Gut Instinct: Gang Green
Unseasonably warm weather is screwing with my stomach. Come cold November, I should be slurping soups and hankering for hearty cassoulets and short ribs braised in red wine.
However, global warming has replaced nipple-hardening winds with spring squalls and T-shirt temperatures. My armpits remain moist. Sweat dribbles down my freckled forehead. My girlfriend insists on sleeping with a fan, its whir thwarting my nightly excursions into dreamland.
“I need it to help me sleep,” she complains when I unplug the wind-maker.
“But I can’t sleep.”
“Deal with it.”
I eye the feather pillow and gauge its smothering power, my girlfriend’s measured nocturnal breaths—and my desire to spend the next 20 years subsisting on prison gruel. Sighing, I turn sideways, position the pillow over my ear and suffocate the clatter.
On the flip side, too-warm weather lets me savor Gorilla’s eye-popping iced coffee. Grom’s pistachio gelato—just-roasted nuts transmogrified into a creamy, almost pornographic obscenity—still treats my tongue. And tastiest of all, I discover one muggy bike-riding afternoon, are cold noodles at Sunset Park’s Yun Nan Flavour Snack Shop (775A 49th St. betw. Seventh & Eighth Aves., 718-633-3090, B’klyn).
After Froggering around shopping Chinese grandmas buying produce and ignoring red lights with equal fervor, I lock up and enter Yun Nan. Its hubby and wife proprietors hail from Yunnan, the southwestern China province that borders Laos and Vietnam. Thus, their eatery focuses on herbaceous, wildly flavored spicy broths and glossy homemade rice noodles. If I lived closer, I’d dine at this cubbyhole noodle shack daily. But distance makes it an infrequent pleasure—the culinary equivalent of oral sex.
“Soup? Noodles?” queries the chipmunk-cheeked wife, motioning to the sign above my head. Though the crispy-meat (pork cracklings and the odd offal) soup is superb, tropical weather dictates I order cold noodles.
I plop at a kiddie-height counter and wait. I’m alone, the spare eatery silent save for clanking pots and a radio murmuring Mandarin. Moments later, the cherubic wife delivers a tangle of slippery, spaghetti-thin noodles topped with cilantro, crunchy nuts, heat-seeking chilies, crumbled pork and enough sugar to sweeten morning coffee; the holy mess is perched in a savory-tart lagoon of soy sauce and rice-wine vinegar.
“Xie xie,” I say (pronounced shee-YEH shee-yeh)—thank you. It’s one of several Mandarin phrases I learned when gorging around Beijing several summers ago, snacking on incendiary Sichuan ma po tofu, fluffy steamed pork buns and roosters’ cock-a-doodle-doo cockscomb.

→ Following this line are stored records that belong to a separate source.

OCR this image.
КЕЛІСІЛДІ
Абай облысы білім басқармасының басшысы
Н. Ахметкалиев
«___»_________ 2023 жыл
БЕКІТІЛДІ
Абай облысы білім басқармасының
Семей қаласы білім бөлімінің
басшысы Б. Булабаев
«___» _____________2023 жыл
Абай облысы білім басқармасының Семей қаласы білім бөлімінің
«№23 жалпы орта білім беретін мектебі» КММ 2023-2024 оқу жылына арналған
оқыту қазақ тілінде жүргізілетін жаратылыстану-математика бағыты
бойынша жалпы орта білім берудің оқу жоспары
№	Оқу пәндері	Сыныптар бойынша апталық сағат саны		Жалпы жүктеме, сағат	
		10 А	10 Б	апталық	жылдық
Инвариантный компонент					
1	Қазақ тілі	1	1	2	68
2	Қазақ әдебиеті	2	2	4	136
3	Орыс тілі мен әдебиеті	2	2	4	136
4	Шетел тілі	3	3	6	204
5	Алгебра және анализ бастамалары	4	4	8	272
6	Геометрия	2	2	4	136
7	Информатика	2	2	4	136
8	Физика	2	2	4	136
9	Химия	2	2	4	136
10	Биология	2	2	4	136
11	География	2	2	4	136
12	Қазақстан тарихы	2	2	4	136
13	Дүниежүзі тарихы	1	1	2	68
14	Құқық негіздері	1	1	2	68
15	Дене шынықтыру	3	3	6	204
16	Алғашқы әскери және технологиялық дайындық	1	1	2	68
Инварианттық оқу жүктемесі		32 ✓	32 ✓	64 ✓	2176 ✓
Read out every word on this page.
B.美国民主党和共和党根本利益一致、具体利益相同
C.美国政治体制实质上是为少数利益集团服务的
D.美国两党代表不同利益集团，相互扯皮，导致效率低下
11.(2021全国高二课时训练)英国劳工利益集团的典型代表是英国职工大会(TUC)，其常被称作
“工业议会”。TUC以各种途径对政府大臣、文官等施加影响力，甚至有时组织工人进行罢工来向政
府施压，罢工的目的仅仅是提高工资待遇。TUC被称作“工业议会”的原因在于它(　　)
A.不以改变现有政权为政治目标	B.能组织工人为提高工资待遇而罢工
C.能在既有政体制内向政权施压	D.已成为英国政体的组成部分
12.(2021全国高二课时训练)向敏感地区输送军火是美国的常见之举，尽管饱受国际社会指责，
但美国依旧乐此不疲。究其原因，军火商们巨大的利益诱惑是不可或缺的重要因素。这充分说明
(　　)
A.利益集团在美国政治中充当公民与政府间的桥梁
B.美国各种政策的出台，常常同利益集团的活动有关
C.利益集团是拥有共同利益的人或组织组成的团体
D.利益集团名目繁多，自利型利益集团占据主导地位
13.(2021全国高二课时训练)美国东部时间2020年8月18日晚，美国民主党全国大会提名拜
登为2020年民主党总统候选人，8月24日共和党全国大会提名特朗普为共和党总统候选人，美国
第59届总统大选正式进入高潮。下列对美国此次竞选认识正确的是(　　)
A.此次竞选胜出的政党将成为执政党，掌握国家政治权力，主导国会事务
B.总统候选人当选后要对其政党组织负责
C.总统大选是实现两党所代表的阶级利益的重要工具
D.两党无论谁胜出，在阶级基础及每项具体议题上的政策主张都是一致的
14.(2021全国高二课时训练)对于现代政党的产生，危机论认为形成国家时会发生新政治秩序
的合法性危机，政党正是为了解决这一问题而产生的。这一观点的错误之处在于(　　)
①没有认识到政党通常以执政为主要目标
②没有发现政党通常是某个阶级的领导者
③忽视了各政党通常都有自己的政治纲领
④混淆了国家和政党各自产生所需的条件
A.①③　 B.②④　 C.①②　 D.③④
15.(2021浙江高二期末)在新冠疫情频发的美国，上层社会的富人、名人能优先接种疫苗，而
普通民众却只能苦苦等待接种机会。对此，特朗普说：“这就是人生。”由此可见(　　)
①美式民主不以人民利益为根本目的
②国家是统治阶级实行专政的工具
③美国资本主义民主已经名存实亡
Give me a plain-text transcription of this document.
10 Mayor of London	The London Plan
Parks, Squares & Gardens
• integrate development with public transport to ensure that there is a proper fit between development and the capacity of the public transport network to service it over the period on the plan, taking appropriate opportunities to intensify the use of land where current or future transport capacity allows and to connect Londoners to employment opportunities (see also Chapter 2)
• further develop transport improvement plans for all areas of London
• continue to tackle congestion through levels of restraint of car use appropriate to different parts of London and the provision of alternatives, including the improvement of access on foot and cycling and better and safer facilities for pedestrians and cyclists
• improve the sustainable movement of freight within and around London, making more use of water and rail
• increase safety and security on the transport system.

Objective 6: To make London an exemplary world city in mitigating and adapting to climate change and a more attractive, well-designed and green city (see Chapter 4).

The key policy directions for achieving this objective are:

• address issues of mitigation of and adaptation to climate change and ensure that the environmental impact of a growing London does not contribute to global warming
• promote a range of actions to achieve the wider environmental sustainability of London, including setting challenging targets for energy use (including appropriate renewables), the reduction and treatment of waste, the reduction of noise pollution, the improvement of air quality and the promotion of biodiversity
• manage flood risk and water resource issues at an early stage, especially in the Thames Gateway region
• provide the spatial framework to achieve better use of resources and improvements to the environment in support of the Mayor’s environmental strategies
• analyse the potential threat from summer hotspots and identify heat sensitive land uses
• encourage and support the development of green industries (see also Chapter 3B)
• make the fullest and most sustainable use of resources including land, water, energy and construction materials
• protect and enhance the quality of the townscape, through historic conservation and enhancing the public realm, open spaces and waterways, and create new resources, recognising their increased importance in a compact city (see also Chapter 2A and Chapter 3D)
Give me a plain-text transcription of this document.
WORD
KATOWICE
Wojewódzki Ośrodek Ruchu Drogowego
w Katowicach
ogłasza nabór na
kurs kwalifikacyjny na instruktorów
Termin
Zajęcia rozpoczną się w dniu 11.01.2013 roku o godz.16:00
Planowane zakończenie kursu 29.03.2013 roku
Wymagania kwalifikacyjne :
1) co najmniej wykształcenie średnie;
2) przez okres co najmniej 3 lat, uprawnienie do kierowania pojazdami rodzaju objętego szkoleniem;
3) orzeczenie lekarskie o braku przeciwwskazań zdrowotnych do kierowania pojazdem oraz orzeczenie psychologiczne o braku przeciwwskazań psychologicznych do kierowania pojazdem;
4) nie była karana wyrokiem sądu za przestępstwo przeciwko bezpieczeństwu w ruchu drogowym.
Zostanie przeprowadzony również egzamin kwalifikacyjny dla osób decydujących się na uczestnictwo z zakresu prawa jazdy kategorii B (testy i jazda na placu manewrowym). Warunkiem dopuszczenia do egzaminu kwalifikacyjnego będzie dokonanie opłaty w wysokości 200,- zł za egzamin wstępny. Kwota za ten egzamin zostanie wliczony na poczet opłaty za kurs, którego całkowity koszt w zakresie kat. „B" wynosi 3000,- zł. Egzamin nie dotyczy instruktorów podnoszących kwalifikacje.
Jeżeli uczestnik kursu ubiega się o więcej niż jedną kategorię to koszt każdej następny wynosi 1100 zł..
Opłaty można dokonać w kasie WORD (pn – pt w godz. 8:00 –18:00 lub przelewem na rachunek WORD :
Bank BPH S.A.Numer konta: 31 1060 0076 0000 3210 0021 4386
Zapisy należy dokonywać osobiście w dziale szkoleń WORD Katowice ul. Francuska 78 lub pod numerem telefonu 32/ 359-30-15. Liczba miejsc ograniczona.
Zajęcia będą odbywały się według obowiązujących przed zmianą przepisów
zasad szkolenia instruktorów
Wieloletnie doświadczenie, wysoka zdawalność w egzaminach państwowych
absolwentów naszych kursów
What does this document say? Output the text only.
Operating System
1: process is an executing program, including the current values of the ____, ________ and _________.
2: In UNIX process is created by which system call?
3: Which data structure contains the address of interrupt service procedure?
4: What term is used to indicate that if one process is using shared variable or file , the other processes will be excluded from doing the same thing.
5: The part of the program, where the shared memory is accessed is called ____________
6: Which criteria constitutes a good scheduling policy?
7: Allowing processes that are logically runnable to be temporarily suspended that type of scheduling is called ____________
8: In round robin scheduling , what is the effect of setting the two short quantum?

She smiles, then mimes stirring. From my man purse I remove molar-gnawed chopsticks—like a boxcar hobo, I travel with utensils—and whir together the mess like a painter tinting a pigment. My first nibble reveals a cool-hot, chewy-crunchy, savory-sweet contrast: It’s red state–blue state harmony by the bite. I’m so contented that minutes pass before I notice that the Mandarin radio broadcast has segued into accented English.
“Are you ready for the language lesson?” the radio asks.
I nod.
The tenor-toned announcer, alternating between Mandarin and English, begins his vocab-building lesson. He unspools life, what, most, thing, important. “Now let’s make a sentence,” the announcer says, rearranging the jumble. “What is the most important thing in your life?” Love? A rent-stabilized apartment? A president smarter than Spam?
“The most important thing in your life is to make a lot of money,” the announcer says, emphasizing money.
Good luck in this economic climate, I think. Has the linguist not heard of Lehman Brothers? “The most important thing in life is to get a green card,” the announcer continues, repeating like a broken record, “Green card. Green card. The most important thing in life is to get a green card.”
Also true, I think, envisioning radio-listening Chinese immigrants intoning this phrase, treating the words like a talisman.
“The most important thing in life is to have good, healthy children,” the announcer adds. Not bloody likely. I don’t double-bag my condoms for fun. I drink the noodles’ meaty sauce like leftover cereal milk and listen on.
“The most important thing in your life is to be happy and content,” the announcer proclaims. Wealth. Citizenship. Kids. Contentment. Initially, I assume these phrases to be incongruent lunacy, orange juice mixed with toothpaste. Stitch these proclamations together, though, and they describe the apple-cheeked American dream, tarnished and tattered but enduringly tantalizing. It’s an idea, I want to tell the wife, every bit as lovely as her lunch.